Roughly 1 in 10 patients diagnosed with COVID-19 needed to return to the hospital within a week of discharge from an emergency department visit, according to data from the first three months of the COVID-19 outbreak in the Philadelphia region—March, April and May 2020. Researchers in the Perelman School of Medicine also found that factors like lower pulse oximetry levels and fever were some of the most telling symptoms that resulted in return trips that resulted in admission. This information, published in Academic Emergency Medicine, could prove invaluable to clinicians working to fight a disease.
“We hope this study helps emergency clinicians have more informed conversations with patients suspected to have COVID-19,” says the study’s lead author Austin Kilaru, an emergency medicine physician at Penn Medicine. “It can be difficult to make this diagnosis and send patients home without knowing if they will get sick in the coming days.
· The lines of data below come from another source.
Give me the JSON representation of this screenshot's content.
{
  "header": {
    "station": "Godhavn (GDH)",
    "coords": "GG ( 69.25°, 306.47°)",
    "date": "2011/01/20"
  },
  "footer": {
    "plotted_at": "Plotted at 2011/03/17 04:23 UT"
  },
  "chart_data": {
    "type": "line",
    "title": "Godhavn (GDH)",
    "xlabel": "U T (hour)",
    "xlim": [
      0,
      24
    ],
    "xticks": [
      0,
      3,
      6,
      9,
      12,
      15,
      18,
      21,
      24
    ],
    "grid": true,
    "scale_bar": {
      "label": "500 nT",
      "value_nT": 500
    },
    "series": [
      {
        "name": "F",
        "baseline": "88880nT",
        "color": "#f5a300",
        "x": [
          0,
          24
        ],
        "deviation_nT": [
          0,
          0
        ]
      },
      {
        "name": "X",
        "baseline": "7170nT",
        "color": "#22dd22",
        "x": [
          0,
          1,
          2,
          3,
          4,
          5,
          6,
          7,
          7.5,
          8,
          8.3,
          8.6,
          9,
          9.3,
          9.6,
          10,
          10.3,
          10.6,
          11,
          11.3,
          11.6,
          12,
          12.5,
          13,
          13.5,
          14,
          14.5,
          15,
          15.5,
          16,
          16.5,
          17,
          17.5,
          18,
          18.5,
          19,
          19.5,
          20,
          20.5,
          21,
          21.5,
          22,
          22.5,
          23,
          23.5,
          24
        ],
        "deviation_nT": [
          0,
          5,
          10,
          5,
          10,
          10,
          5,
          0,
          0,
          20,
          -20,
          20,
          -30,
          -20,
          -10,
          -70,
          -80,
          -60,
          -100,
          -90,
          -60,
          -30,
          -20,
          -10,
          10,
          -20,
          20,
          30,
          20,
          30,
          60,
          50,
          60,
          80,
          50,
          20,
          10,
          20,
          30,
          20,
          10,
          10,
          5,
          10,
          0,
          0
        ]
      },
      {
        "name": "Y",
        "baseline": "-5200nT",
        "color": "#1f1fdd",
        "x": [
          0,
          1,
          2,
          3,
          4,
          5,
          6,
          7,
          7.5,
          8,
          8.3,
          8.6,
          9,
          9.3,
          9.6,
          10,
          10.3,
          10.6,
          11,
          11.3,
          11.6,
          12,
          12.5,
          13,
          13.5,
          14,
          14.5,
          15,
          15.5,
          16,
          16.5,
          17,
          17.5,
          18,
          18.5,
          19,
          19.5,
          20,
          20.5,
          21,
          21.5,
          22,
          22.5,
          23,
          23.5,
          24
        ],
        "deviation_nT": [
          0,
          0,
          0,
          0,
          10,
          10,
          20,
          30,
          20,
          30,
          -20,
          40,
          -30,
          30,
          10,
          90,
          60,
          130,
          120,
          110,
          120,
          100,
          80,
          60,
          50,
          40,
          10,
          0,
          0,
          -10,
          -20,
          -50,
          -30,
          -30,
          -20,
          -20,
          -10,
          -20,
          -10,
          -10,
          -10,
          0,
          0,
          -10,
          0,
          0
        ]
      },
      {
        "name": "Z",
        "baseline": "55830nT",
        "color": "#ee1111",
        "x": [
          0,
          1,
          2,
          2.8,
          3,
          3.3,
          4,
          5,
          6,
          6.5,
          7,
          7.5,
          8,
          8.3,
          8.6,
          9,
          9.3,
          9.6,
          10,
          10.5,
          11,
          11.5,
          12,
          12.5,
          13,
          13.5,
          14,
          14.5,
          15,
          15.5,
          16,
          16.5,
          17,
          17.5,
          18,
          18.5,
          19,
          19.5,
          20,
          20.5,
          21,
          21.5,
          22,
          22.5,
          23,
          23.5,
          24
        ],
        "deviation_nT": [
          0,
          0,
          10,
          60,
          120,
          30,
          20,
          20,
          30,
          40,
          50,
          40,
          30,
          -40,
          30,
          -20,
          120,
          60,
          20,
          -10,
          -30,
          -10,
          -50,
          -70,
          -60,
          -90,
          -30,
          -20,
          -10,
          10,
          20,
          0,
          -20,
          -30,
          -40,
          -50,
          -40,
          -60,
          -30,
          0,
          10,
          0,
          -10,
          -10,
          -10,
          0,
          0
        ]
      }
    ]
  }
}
This study gives clinicians a few signposts to know how often and when patients may need to return, and what risk factors to pay attention to.”
The study looked at 1,419 patients who went to an emergency department (ED) between March 1 and May 28, 2020, were discharged, and tested positive for COVID-19 in the seven days surrounding that visit. Data showed that 4.7% of the patients returned to the hospital and were admitted within just three days for their initial ED visit, and an additional 3.9% were hospitalized within a week. In total, that meant that 8.6% of patients were coming back to the hospital after their first ED visit due to COVID-19.